Jakes describes Jordan, the main character, as a composite of the many abuse victims he has counseled over 28 years. He feels that the film offers not just a harsh dose of reality, but a healthy supply of hope.

"It's not just divine forgiveness, which is a part of the message," Jakes says. "But also, it deals with the struggle that we have to forgive people who have done things to us and how you're never really free until you forgive people who have mishandled you."

While "Woman, Thou Art Loosed" features poor, black characters, the problem of sexual abuse transcends socio-economic and racial boundaries, Jakes says. It's important to him, he says, that the film reach a wide, diverse audience — not just church people.

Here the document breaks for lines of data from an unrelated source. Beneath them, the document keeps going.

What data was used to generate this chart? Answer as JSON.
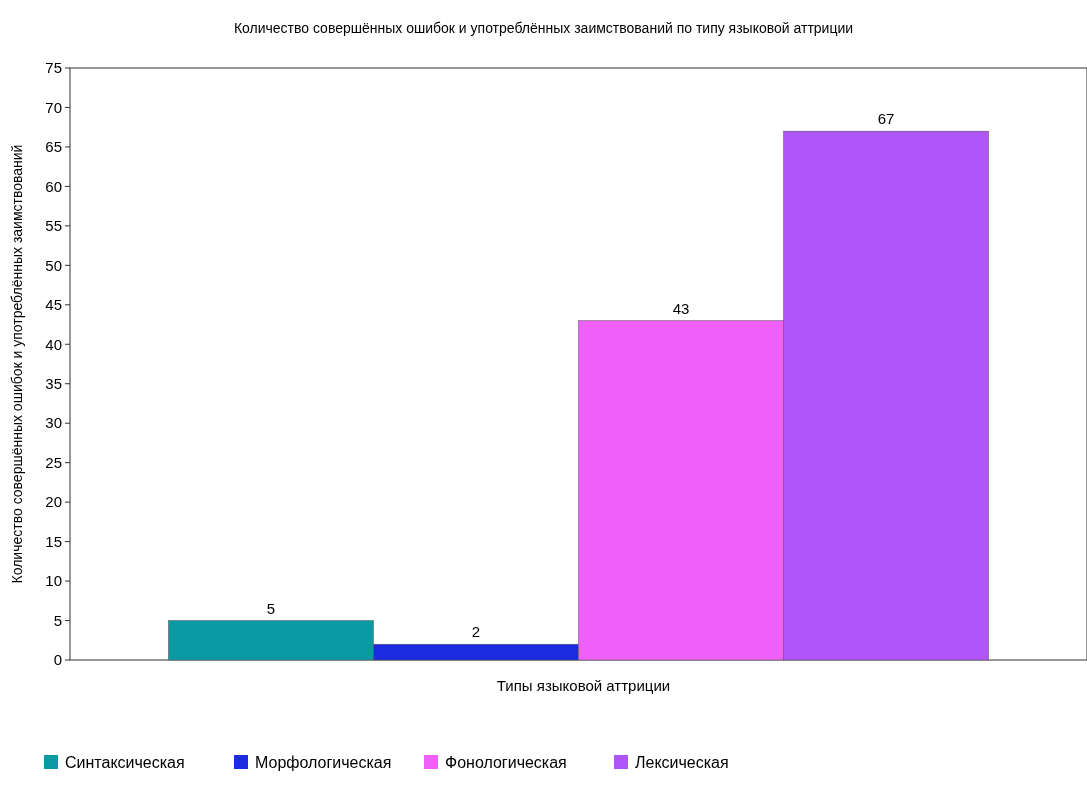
{
  "chart_data": {
    "type": "bar",
    "title": "Количество совершённых ошибок и употреблённых заимствований по типу языковой аттриции",
    "xlabel": "Типы языковой аттриции",
    "ylabel": "Количество совершённых ошибок и употреблённых заимствований",
    "categories": [
      null
    ],
    "series": [
      {
        "name": "Синтаксическая",
        "color": "#0a9aa4",
        "values": [
          5
        ]
      },
      {
        "name": "Морфологическая",
        "color": "#1a2be0",
        "values": [
          2
        ]
      },
      {
        "name": "Фонологическая",
        "color": "#f060f8",
        "values": [
          43
        ]
      },
      {
        "name": "Лексическая",
        "color": "#b055f8",
        "values": [
          67
        ]
      }
    ],
    "ylim": [
      0,
      75
    ],
    "yticks": [
      0,
      5,
      10,
      15,
      20,
      25,
      30,
      35,
      40,
      45,
      50,
      55,
      60,
      65,
      70,
      75
    ],
    "data_labels": true,
    "legend": "bottom left",
    "grid": false
  }
}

It's unlikely, though, that Jakes' film can create the kind of secular buzz generated by Gibson's "Passion," which combined a Hollywood superstar taking on a religious cause with widespread public attention due to accusations of anti-Semitism.

"This is a different phenomenon," says William Blizek, editor of the Journal of Religion and Film at the University of Nebraska in Omaha. "It may be a very good and important movie. But generally speaking, people are not likely to go to movies that they find depressing."
Jakes says his film has "a range of emotions in it — from being sometimes funny to sometimes very, very serious."

He kidded his co-star about leaving his set to shoot "The Manchurian Candidate," but he says the roles speak to Elise's talent and versatility.